Titus Andronicus is a tragedy by William Shakespeare, believed to have been written between 1588 and 1593, probably in collaboration with George Peele. It is thought to be Shakespeare's first tragedy and is often seen as his attempt to emulate the violent and bloody revenge plays of his contemporaries, which were extremely popular with audiences throughout the 16th century.
The play is set during the latter days of the Roman Empire and tells the fictional story of Titus, a general in the Roman army, who is engaged in a cycle of revenge with Tamora, Queen of the Goths. It is Shakespeare's bloodiest and most violent work, and traditionally was one of his least respected plays; although it was extremely popular in its day, by the later 17th century it had fallen out of favour. In the Victorian era, it was disapproved of primarily because of what was considered to be a distasteful use of graphic violence, but from around the middle of the 20th century its reputation began to improve.
The play begins shortly after the death of the Roman emperor, with his two sons, Saturninus and Bassianus, squabbling over who will succeed him. Their conflict seems set to boil over into violence until a tribune, Marcus Andronicus, announces that the people's choice for the new emperor is Marcus's brother, Titus, who will shortly return to Rome from a victorious ten-year campaign against the Goths. Titus subsequently arrives to much fanfare, bearing with him as prisoners the Queen of the Goths (Tamora), her three sons (Alarbus, Chiron, and Demetrius), and Aaron the Moor (her secret lover). Despite Tamora's desperate pleas, Titus sacrifices her eldest son, Alarbus, to avenge the deaths of his own sons during the war. Distraught, Tamora and her two surviving sons vow to obtain revenge on Titus and his family.
Meanwhile, Titus refuses the offer of the throne, arguing that he is not fit to rule and instead supporting the claim of Saturninus, who then is duly elected. Saturninus tells Titus that for his first act as emperor, he will marry Titus's daughter Lavinia. Titus agrees, although Lavinia is already betrothed to Saturninus's brother, Bassianus, who refuses to give her up. Titus's sons tell Titus that Bassianus is in the right under Roman law, but Titus refuses to listen, accusing them all of treason. A scuffle breaks out, during which Titus kills his own son, Mutius. Saturninus then denounces the Andronici family for their effrontery and shocks Titus by marrying Tamora. Putting into motion her plan for revenge, Tamora advises Saturninus to pardon Bassianus and the Andronici family, which he reluctantly does.

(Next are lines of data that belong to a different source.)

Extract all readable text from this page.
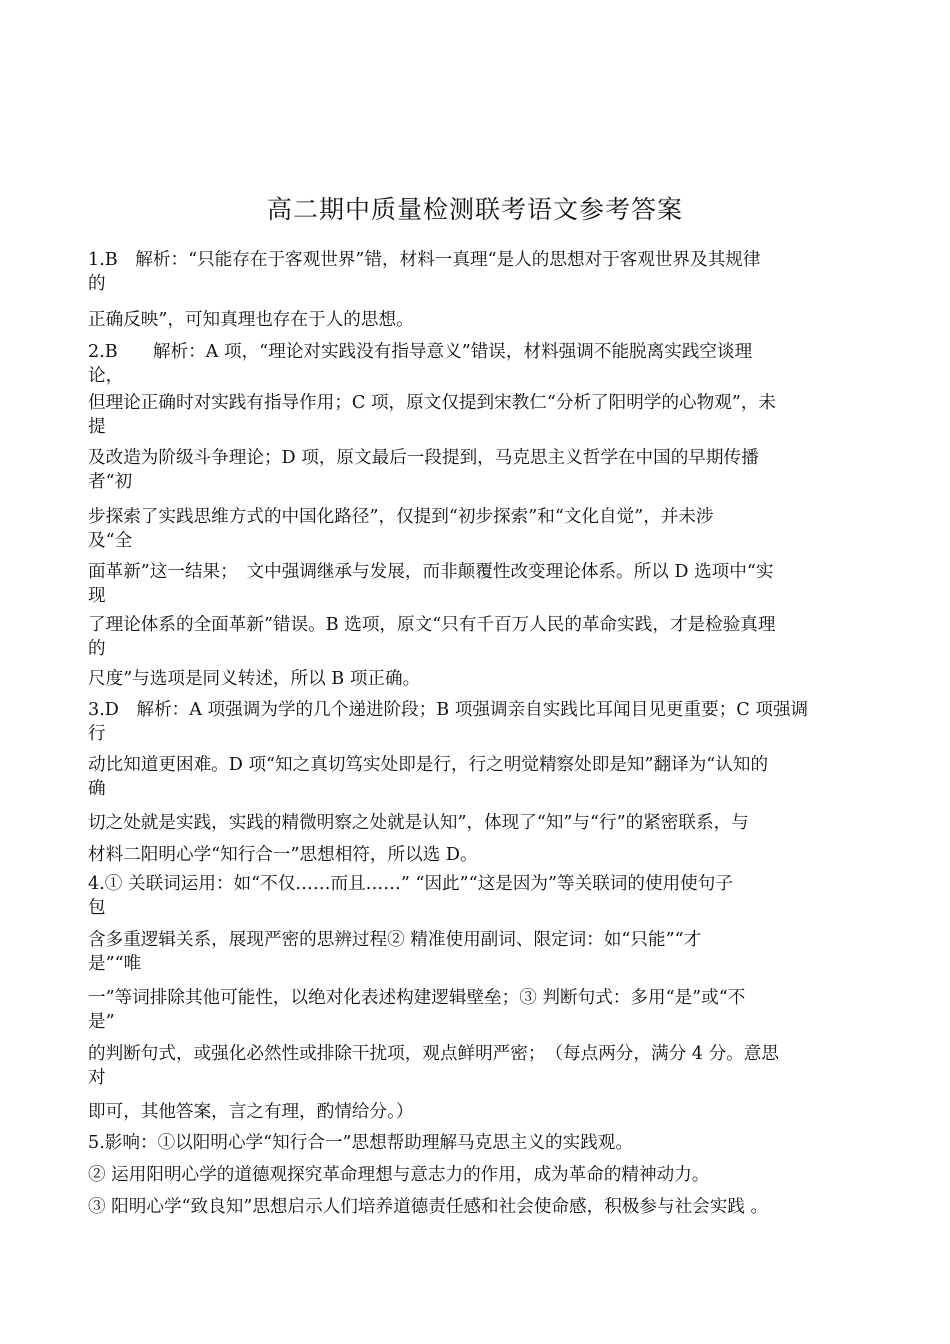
高二期中质量检测联考语文参考答案
1.B　解析：“只能存在于客观世界”错，材料一真理“是人的思想对于客观世界及其规律
的
正确反映”，可知真理也存在于人的思想。
2.B　　解析：A 项，“理论对实践没有指导意义”错误，材料强调不能脱离实践空谈理
论，
但理论正确时对实践有指导作用；C 项，原文仅提到宋教仁“分析了阳明学的心物观”，未
提
及改造为阶级斗争理论；D 项，原文最后一段提到，马克思主义哲学在中国的早期传播
者“初
步探索了实践思维方式的中国化路径”，仅提到“初步探索”和“文化自觉”，并未涉
及“全
面革新”这一结果；　文中强调继承与发展，而非颠覆性改变理论体系。所以 D 选项中“实
现
了理论体系的全面革新”错误。B 选项，原文“只有千百万人民的革命实践，才是检验真理
的
尺度”与选项是同义转述，所以 B 项正确。
3.D　解析：A 项强调为学的几个递进阶段；B 项强调亲自实践比耳闻目见更重要；C 项强调
行
动比知道更困难。D 项“知之真切笃实处即是行，行之明觉精察处即是知”翻译为“认知的
确
切之处就是实践，实践的精微明察之处就是认知”，体现了“知”与“行”的紧密联系，与
材料二阳明心学“知行合一”思想相符，所以选 D。
4.① 关联词运用：如“不仅……而且……” “因此”“这是因为”等关联词的使用使句子
包
含多重逻辑关系，展现严密的思辨过程② 精准使用副词、限定词：如“只能”“才
是”“唯
一”等词排除其他可能性，以绝对化表述构建逻辑壁垒；③ 判断句式：多用“是”或“不
是”
的判断句式，或强化必然性或排除干扰项，观点鲜明严密；　（每点两分，满分 4 分。意思
对
即可，其他答案，言之有理，酌情给分。）
5.影响：①以阳明心学“知行合一”思想帮助理解马克思主义的实践观。
② 运用阳明心学的道德观探究革命理想与意志力的作用，成为革命的精神动力。
③ 阳明心学“致良知”思想启示人们培养道德责任感和社会使命感，积极参与社会实践 。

During a royal hunt the following day, Aaron persuades Demetrius and Chiron to kill Bassianus, so they may rape Lavinia. They do so, throwing Bassianus's body into a pit and dragging Lavinia deep into the forest before violently raping her. To keep her from revealing what has happened, they cut out her tongue and cut off her hands. Meanwhile, Aaron writes a forged letter, which frames Titus's sons Martius and Quintus for the murder of Bassianus. Horrified at the death of his brother, Saturninus arrests Martius and Quintus, and sentences them to death.